Challenges to trade cooperation during global emergencies

The characteristics of the market for medical goods make it challenging to sustain trade cooperation during a global health emergency. Given that demand for certain medical goods can spike in response to global emergencies, geographic concentration in supply may disrupt regular trade patterns if products are allocated to satisfy national demand first. Governments are important players: They are large buyers and also regulate the production, distribution, and consumption of medical products, which often are subject to problems of asymmetric information and market failures.

In anticipation of possible emergencies, governments may seek to guarantee the availability of essential goods. Actions may include supporting domestic production, stockpiling, diversifying supply sources, and building capacity for flexible manufacturing. However, building up or extending production capacity in essential goods requires diverting resources from other sectors, which is costly. More generally, promoting domestic production would reduce the benefits of international specialization.

During a pandemic or other crisis, a government may also take direct policy measures to avoid critical shortages of essential goods or services in the short run. For example, it may impose export restrictions on domestic producers, creating a potential conflict between trade rules and unilateral government efforts to improve health security. As discussed in the following section, trade agreements provide for such situations.

Beyond trade, governments may subsidize the development of essential products and investment to expand production capacity. Also, governments could take measures to retain health personnel to respond to an internal shortage of staff in medical establishments.

Gaps revealed during the pandemic and need for cooperation beyond trade

The pandemic revealed the critical importance of trade as a way to source medical products from countries with a comparative advantage or the capacity to rapidly scale up production. It also revealed the challenge of meeting domestic needs for essential products when global demand far outstrips global stocks and supply capacity is expanded primarily to meet local needs rather than foreign demand.

In principle, international coordination to ensure the provision of essential goods under a regime of open trade comes with large economic benefits. It can address the time inconsistency problem that occurs when a net importer of essential goods, anticipating export restrictions during a crisis, supports domestic production of products for which it lacks a comparative advantage (Leibovici and Santacreu 2021). International cooperation can also help governments avoid costly and ineffective reshoring policies as a response to a crisis by increasing the robustness of global value chains and creating systems that support information exchange and policy transparency. Cooperation in the area of pricing policies is also key to ensure universal health coverage of medical goods (box 3.2).

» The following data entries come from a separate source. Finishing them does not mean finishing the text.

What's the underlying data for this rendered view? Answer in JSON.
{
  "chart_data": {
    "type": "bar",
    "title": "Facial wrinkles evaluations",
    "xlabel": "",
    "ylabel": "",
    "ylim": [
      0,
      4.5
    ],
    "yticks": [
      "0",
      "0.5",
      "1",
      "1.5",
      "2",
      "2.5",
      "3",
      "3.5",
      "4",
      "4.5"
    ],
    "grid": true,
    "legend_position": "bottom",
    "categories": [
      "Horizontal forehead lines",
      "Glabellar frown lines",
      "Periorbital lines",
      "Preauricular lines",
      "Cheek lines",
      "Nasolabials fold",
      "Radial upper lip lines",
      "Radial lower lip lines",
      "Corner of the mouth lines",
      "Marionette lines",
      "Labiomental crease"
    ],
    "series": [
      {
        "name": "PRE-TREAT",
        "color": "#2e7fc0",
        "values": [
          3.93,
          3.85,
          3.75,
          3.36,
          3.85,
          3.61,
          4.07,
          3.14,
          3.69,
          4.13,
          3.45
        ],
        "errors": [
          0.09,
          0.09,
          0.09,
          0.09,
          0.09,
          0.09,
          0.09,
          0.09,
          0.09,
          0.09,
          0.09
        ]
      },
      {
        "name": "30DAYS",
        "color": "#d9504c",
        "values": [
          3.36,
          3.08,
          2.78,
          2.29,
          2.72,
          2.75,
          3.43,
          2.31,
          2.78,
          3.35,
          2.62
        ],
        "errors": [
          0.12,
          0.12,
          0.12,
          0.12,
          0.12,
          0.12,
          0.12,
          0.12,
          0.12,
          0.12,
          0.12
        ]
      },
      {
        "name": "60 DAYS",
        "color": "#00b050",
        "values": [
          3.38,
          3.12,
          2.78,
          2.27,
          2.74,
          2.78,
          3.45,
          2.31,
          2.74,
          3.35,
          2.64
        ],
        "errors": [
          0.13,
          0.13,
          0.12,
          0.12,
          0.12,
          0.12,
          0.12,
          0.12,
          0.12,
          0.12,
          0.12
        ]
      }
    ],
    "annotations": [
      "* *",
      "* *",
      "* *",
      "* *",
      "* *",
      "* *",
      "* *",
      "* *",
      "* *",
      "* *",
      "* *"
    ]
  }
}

Trade agreements, whether multilateral or regional, are mostly designed for “normal” times. They do not include robust frameworks to guide cooperation in times of crisis and do not address the time inconsistency problem. All trade agreements include provisions for emergencies, but these generally are limited to recognizing that governments may perceive a need to restrict trade to safeguard or enhance access to essential goods or services. They permit the use of trade measures on an exceptional basis that otherwise would be prohibited.